The band’s vocal harmonies at this stage of their career are tighter and soar higher than anything Crosby, Stills and Nash ever did, their guitar chops are still tight, and so is their songwriting. Even in his youth, Cousins always had the voice of a man in his fifties; in the forty years since Grave New World, it’s barely changed, and it suits him even better than it did then. He’s grown into himself.

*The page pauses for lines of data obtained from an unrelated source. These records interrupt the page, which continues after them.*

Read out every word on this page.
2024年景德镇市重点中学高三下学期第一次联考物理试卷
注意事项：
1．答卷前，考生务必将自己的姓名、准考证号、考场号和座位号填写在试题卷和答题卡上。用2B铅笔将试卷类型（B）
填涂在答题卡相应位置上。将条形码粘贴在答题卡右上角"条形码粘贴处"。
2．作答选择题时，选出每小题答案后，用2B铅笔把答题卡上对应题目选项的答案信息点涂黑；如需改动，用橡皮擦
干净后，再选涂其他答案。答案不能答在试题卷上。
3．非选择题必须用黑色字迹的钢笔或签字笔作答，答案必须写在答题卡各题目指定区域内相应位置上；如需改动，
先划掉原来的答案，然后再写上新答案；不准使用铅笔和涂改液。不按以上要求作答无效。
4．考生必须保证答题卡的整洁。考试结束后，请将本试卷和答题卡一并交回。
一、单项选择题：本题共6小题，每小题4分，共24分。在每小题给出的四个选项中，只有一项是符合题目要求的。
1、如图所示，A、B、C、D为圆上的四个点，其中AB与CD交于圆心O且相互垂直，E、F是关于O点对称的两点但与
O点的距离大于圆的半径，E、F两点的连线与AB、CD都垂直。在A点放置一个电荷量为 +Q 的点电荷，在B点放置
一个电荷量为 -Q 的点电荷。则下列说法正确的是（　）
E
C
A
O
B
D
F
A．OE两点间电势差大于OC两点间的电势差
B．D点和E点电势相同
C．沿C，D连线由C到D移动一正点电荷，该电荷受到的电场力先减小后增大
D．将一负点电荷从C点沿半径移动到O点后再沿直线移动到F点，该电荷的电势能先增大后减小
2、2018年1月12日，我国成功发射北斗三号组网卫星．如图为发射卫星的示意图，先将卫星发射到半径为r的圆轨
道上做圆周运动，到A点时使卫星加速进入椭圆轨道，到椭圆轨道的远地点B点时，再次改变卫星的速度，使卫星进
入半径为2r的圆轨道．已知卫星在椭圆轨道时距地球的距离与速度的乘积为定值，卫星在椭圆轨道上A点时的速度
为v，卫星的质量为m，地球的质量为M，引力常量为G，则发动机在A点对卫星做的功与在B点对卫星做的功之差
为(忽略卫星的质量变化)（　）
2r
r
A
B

In the years that have passed since the band was playing stadiums, the songs have aged just as well. Their tunesmithing seems even more remarkable in this era of samples and machine-tooled melodies. They began their mostly acoustic trio show with their very first single, the wryly aphoristic, Jethro Tull-like Man Who Called Himself Jesus, following with the even more telling, metaphorically-charged, gorgeously harmony-driven Weary Song, from their 1970 Dragonfly album. A similarly lush, wistful new song from a forthcoming album due out early next year paid homage to Sandy Denny, their singer who abruptly left for Fairport Convention after recording a Strawbs album in Denmark that didn’t see a release until over twenty years later.

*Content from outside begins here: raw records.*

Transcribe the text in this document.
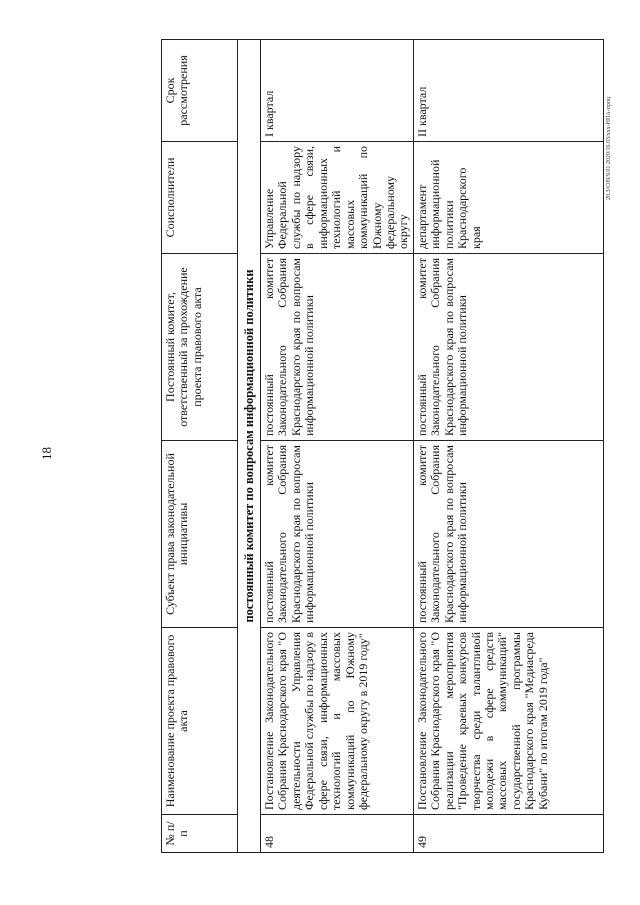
18
20.3/С09/9.01 2020/16.03/ххх-НПА-проц
№ п/п	Наименование проекта правового акта	Субъект права законодательной инициативы	Постоянный комитет, ответственный за прохождение проекта правового акта	Соисполнители	Срок рассмотрения
постоянный комитет по вопросам информационной политики					
48	Постановление Законодательного Собрания Краснодарского края "О деятельности Управления Федеральной службы по надзору в сфере связи, информационных технологий и массовых коммуникаций по Южному федеральному округу в 2019 году"	постоянный комитет Законодательного Собрания Краснодарского края по вопросам информационной политики	постоянный комитет Законодательного Собрания Краснодарского края по вопросам информационной политики	Управление Федеральной службы по надзору в сфере связи, информационных технологий и массовых коммуникаций по Южному федеральному округу	I квартал
49	Постановление Законодательного Собрания Краснодарского края "О реализации мероприятия "Проведение краевых конкурсов творчества среди талантливой молодежи в сфере средств массовых коммуникаций" государственной программы Краснодарского края "Медиасреда Кубани" по итогам 2019 года"	постоянный комитет Законодательного Собрания Краснодарского края по вопросам информационной политики	постоянный комитет Законодательного Собрания Краснодарского края по вопросам информационной политики	департамент информационной политики Краснодарского края	II квартал
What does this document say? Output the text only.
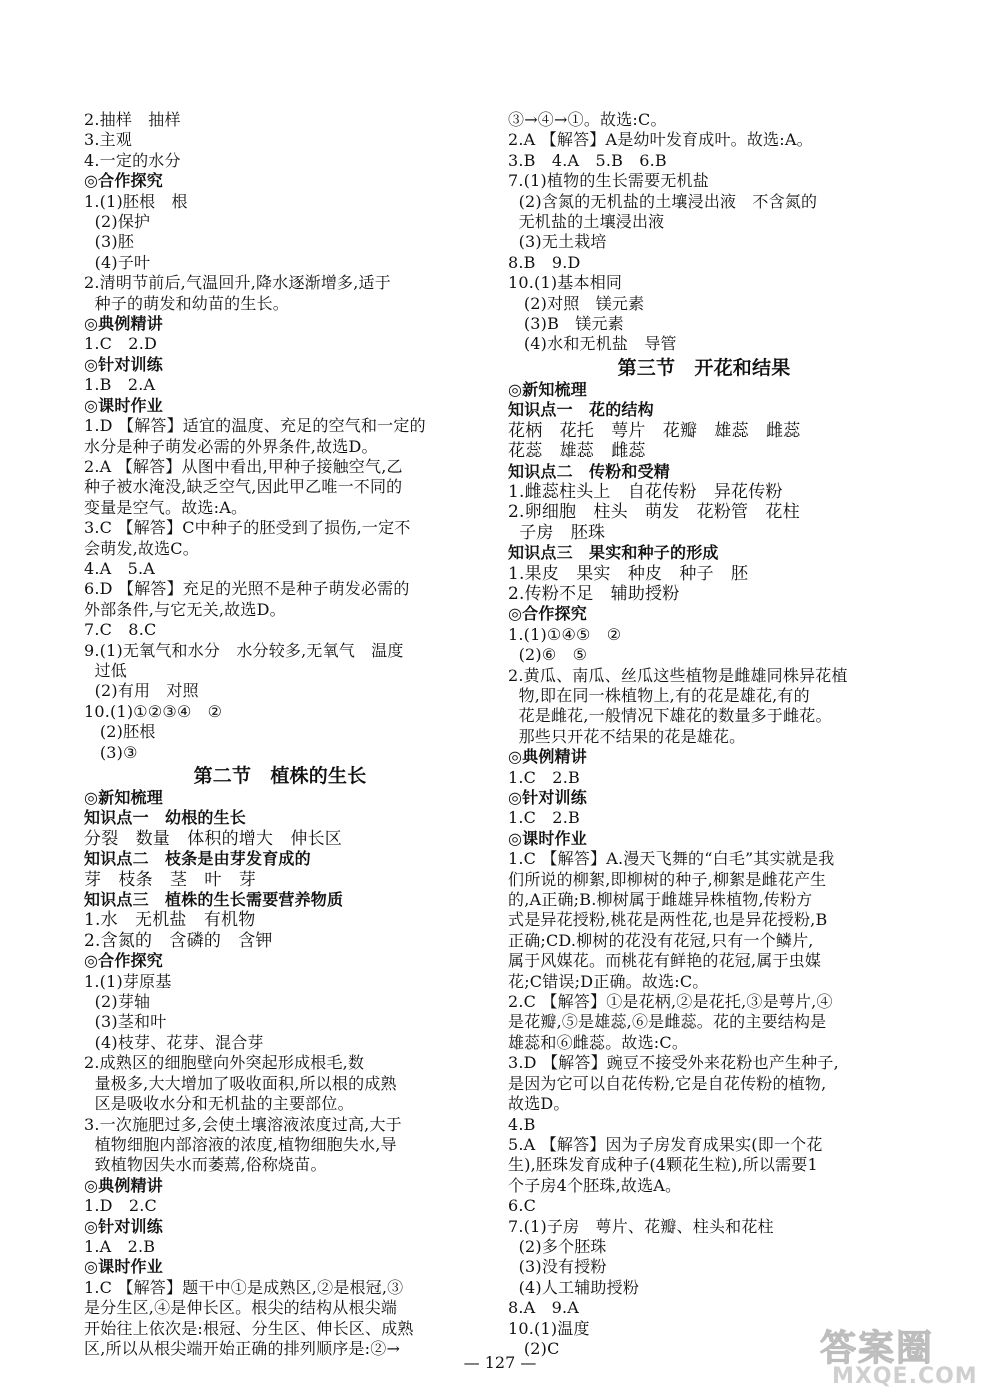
2.抽样　抽样
3.主观
4.一定的水分
◎合作探究
1.(1)胚根　根
(2)保护
(3)胚
(4)子叶
2.清明节前后,气温回升,降水逐渐增多,适于
种子的萌发和幼苗的生长。
◎典例精讲
1.C　2.D
◎针对训练
1.B　2.A
◎课时作业
1.D 【解答】适宜的温度、充足的空气和一定的
水分是种子萌发必需的外界条件,故选D。
2.A 【解答】从图中看出,甲种子接触空气,乙
种子被水淹没,缺乏空气,因此甲乙唯一不同的
变量是空气。故选:A。
3.C 【解答】C中种子的胚受到了损伤,一定不
会萌发,故选C。
4.A　5.A
6.D 【解答】充足的光照不是种子萌发必需的
外部条件,与它无关,故选D。
7.C　8.C
9.(1)无氧气和水分　水分较多,无氧气　温度
过低
(2)有用　对照
10.(1)①②③④　②
(2)胚根
(3)③
第二节　植株的生长
◎新知梳理
知识点一　幼根的生长
分裂　数量　体积的增大　伸长区
知识点二　枝条是由芽发育成的
芽　枝条　茎　叶　芽
知识点三　植株的生长需要营养物质
1.水　无机盐　有机物
2.含氮的　含磷的　含钾
◎合作探究
1.(1)芽原基
(2)芽轴
(3)茎和叶
(4)枝芽、花芽、混合芽
2.成熟区的细胞壁向外突起形成根毛,数
量极多,大大增加了吸收面积,所以根的成熟
区是吸收水分和无机盐的主要部位。
3.一次施肥过多,会使土壤溶液浓度过高,大于
植物细胞内部溶液的浓度,植物细胞失水,导
致植物因失水而萎蔫,俗称烧苗。
◎典例精讲
1.D　2.C
◎针对训练
1.A　2.B
◎课时作业
1.C 【解答】题干中①是成熟区,②是根冠,③
是分生区,④是伸长区。根尖的结构从根尖端
开始往上依次是:根冠、分生区、伸长区、成熟
区,所以从根尖端开始正确的排列顺序是:②→
③→④→①。故选:C。
2.A 【解答】A是幼叶发育成叶。故选:A。
3.B　4.A　5.B　6.B
7.(1)植物的生长需要无机盐
(2)含氮的无机盐的土壤浸出液　不含氮的
无机盐的土壤浸出液
(3)无土栽培
8.B　9.D
10.(1)基本相同
(2)对照　镁元素
(3)B　镁元素
(4)水和无机盐　导管
第三节　开花和结果
◎新知梳理
知识点一　花的结构
花柄　花托　萼片　花瓣　雄蕊　雌蕊
花蕊　雄蕊　雌蕊
知识点二　传粉和受精
1.雌蕊柱头上　自花传粉　异花传粉
2.卵细胞　柱头　萌发　花粉管　花柱
子房　胚珠
知识点三　果实和种子的形成
1.果皮　果实　种皮　种子　胚
2.传粉不足　辅助授粉
◎合作探究
1.(1)①④⑤　②
(2)⑥　⑤
2.黄瓜、南瓜、丝瓜这些植物是雌雄同株异花植
物,即在同一株植物上,有的花是雄花,有的
花是雌花,一般情况下雄花的数量多于雌花。
那些只开花不结果的花是雄花。
◎典例精讲
1.C　2.B
◎针对训练
1.C　2.B
◎课时作业
1.C 【解答】A.漫天飞舞的“白毛”其实就是我
们所说的柳絮,即柳树的种子,柳絮是雌花产生
的,A正确;B.柳树属于雌雄异株植物,传粉方
式是异花授粉,桃花是两性花,也是异花授粉,B
正确;CD.柳树的花没有花冠,只有一个鳞片,
属于风媒花。而桃花有鲜艳的花冠,属于虫媒
花;C错误;D正确。故选:C。
2.C 【解答】①是花柄,②是花托,③是萼片,④
是花瓣,⑤是雄蕊,⑥是雌蕊。花的主要结构是
雄蕊和⑥雌蕊。故选:C。
3.D 【解答】豌豆不接受外来花粉也产生种子,
是因为它可以自花传粉,它是自花传粉的植物,
故选D。
4.B
5.A 【解答】因为子房发育成果实(即一个花
生),胚珠发育成种子(4颗花生粒),所以需要1
个子房4个胚珠,故选A。
6.C
7.(1)子房　萼片、花瓣、柱头和花柱
(2)多个胚珠
(3)没有授粉
(4)人工辅助授粉
8.A　9.A
10.(1)温度
(2)C
— 127 —	答案圈
MXQE.COM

After the fireworks of Grave New World, they took a slow, psychedelic detour through Oh How She Changed, another 1968 track that made use of the alternate guitar tunings from ancient British folk music that have served this band so well over the decades. Cousins returned to righteous rage with the epic The Hangman and the Papist, a track that seemed somewhat obvious when it came out in 1971 but has taken on greater significance in this age of renewed religious hatred. Then he reached to his side for an electric dulcimer and launched into a rousing, well-applauded verison of Benedictus, the big, Byrdsy FM radio hit from Grave New World with inscrutable lyrics taken from the Chinese Book of the Dead.

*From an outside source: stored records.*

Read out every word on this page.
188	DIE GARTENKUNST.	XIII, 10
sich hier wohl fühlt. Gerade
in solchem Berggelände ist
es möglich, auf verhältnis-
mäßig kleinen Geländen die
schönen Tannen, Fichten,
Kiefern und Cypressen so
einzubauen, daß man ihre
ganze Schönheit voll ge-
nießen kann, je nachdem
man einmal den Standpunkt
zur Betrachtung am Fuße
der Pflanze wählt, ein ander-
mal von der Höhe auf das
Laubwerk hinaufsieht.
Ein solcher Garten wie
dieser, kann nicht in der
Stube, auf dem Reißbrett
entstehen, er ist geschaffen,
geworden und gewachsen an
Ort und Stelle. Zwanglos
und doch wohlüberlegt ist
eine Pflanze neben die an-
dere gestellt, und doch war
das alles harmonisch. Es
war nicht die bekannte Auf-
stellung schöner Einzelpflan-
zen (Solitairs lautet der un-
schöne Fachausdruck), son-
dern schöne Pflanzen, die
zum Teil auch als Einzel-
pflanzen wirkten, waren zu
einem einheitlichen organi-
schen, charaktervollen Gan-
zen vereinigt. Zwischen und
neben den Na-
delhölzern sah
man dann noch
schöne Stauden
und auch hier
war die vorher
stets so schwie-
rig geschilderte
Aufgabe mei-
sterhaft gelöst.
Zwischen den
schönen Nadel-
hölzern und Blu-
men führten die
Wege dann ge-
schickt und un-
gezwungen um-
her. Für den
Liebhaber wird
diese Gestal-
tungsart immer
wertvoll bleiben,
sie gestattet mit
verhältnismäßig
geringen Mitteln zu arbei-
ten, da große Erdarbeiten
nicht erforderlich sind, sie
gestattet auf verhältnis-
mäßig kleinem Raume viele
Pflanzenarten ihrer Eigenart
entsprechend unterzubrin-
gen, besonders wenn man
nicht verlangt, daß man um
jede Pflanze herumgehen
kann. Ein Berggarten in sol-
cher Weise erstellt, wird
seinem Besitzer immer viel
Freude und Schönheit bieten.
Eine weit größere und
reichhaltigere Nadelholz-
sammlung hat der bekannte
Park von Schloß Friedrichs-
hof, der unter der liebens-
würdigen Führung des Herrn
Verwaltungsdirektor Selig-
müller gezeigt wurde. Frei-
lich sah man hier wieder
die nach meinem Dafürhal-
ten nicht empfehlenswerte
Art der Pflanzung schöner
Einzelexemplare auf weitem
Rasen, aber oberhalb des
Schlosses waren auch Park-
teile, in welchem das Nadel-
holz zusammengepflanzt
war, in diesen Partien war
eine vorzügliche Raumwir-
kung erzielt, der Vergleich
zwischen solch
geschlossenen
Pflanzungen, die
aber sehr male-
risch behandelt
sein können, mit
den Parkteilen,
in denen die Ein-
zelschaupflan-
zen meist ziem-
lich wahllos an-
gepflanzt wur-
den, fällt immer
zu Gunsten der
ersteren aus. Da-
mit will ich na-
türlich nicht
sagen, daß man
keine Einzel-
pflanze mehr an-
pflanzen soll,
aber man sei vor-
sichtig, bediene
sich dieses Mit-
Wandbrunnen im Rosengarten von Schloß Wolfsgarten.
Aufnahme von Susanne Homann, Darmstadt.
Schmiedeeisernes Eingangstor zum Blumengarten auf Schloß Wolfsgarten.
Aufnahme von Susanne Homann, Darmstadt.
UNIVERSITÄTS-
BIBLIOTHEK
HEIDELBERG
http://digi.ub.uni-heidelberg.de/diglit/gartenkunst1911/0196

From there they went into an unexpectedly fiery version of the art-rock mini-suite Ghosts, Cousins taking a tastily bluesy, incisive solo over the insistent jangle of the guitars. Likewise, a raw, unapologetically High Romantic version of the Autumn Suite – a song that Cousins said had become a soundtrack to hundreds of weddings since the band released it on the Hero and Heroine album in 1974 – redeemed it from the overproduction of the studio version. Volume-wise, the high point of the evening was Cold Steel, a richly anthemic 2004 kiss-off anthem sung vigorously by Lambert, Cousins’ biting banjo work adding an extra edge to the overtones ringing from Cronk’s twelve-string guitar. The nostalgic You and I When We Were Young and a hypnotic take on an unexpected 1975 ballad, Shine On Silver Sun, came toward the end of the set. The trio closed and then encored with a couple of British folk standards, coming full circle with the music that has inspired them from the very beginning.